On October 21, 2003, the United Auto Workers (UAW) and the United Steelworkers of America (USW) filed suit against OSHA to force the organization to issue a standard that would reduce the permissible exposure limit (PEL) by a factor of 10 for all metalworking fluid mists. PMPA has joined the suit as an intervener on the side of OSHA.


On October 21, 2003, the United Auto Workers (UAW) and the United Steelworkers of America (USW) filed suit against OSHA to force the organization to issue a standard that would reduce the permissible exposure limit (PEL) by a factor of 10 for all metalworking fluid mists. PMPA has joined the suit as an intervener on the side of OSHA.

The unions’ complaint stems from OSHA’s refusal to act on a series of recommendations made by a majority of the agency’s Metal-working Fluids Standards Advisory Committee (MFSAC) in its final report in July 1999.

The majority’s recommendations included: Reduction of the PEL from the current 5 milligrams per cubic meter of air, 8-hour time weighted average, to 0.5 milligrams; medical monitoring and surveillance; medical removal; respiratory protection; mandatory air sampling and exposure assessment; work practice and engineering controls; and enhanced employee information and training over and above that already required by the Hazard Communication Standard.

PMPA Director of Management Services David Burch was a business representative on the MFSAC. He led a spirited, small business offensive against the undemonstrated need for this type of standard during the MFSAC proceedings.

“Proponents of a standard were not able to prove significant risk to exposed employees during the 2-year MFSAC process,” explained Mr. Burch. “Nor were they able to demonstrate excessive levels of MWF exposures. Therefore, we don’t think that a defensible case for additional regulation has ever been made.”

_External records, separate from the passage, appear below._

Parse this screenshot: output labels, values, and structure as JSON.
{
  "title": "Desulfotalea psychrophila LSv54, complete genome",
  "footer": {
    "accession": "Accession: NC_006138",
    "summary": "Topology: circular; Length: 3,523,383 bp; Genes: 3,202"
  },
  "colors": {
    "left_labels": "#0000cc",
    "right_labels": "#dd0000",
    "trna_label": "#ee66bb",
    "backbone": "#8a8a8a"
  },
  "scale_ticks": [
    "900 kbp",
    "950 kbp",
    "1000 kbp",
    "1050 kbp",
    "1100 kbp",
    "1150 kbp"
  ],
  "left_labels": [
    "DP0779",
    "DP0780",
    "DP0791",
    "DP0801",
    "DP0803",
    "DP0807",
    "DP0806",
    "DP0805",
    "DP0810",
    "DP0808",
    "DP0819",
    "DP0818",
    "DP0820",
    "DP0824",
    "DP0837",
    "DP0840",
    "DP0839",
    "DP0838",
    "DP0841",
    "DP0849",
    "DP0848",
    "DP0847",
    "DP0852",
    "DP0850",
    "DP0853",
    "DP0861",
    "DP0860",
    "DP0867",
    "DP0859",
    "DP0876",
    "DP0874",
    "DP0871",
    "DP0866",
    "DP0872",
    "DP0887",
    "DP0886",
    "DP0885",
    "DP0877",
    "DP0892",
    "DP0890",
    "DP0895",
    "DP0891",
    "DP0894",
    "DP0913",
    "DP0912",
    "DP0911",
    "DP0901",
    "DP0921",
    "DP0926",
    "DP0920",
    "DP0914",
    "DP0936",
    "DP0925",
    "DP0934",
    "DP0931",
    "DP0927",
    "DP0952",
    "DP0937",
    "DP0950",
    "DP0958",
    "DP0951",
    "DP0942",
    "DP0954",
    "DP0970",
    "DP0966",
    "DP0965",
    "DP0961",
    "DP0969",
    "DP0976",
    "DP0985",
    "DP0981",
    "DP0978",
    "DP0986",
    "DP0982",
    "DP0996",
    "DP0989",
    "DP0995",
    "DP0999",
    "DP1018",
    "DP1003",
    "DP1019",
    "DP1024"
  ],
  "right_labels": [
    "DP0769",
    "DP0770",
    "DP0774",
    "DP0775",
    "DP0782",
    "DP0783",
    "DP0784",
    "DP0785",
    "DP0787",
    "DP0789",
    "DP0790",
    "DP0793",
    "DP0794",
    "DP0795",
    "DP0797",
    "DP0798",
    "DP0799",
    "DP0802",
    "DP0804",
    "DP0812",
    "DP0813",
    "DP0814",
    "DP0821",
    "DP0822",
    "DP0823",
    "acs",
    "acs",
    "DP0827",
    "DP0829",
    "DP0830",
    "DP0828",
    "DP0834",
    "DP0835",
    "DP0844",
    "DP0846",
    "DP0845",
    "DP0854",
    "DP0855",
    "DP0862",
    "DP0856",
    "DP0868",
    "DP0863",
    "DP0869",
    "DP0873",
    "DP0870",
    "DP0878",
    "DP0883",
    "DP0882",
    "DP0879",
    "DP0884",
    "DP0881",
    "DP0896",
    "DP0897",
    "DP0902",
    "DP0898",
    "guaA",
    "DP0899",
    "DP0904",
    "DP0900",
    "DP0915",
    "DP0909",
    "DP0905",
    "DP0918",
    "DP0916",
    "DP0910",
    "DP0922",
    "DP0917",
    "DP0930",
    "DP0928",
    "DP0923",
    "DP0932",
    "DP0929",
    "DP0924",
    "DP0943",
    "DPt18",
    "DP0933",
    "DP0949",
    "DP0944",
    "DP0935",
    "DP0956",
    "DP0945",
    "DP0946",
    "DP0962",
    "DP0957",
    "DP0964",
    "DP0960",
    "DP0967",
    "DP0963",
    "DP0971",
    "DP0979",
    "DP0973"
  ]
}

While denying the need for a formal OSHA health standard, Mr. Burch and other industry representatives to the MFSAC argued strenuously for a voluntary fluid management guideline. They felt that such a guideline would be more efficient and more effective in controlling exposures than would complex, confusing and costly regulations.

The sheer complexity of regulating metalworking fluid mists, coupled with the failure by proponents to meet strict regulatory requirements for imposing huge cost and admin-istrative burdens on employers, resulted in OSHA’s refusal to move ahead with the standard. Instead, OSHA cooperated with metalworking fluid formulators and users to create a Best Practices voluntary fluid management guideline, the only unanimous recommendation made by the MFSAC.

That hasn’t satisfied the unions, however. “The unions may think a standard will protect workers, but in the end, the costs it would impose — with no demonstrated benefit to employee health — will simply expedite the flight of metalworking manufacturing jobs overseas,” added Burch. “PMPA remains steadfast in its support of reasonable and effective worker safety and health protections and will continue to fight unnecessarily complex, costly and, ultimately, ineffective regulations,” he concluded.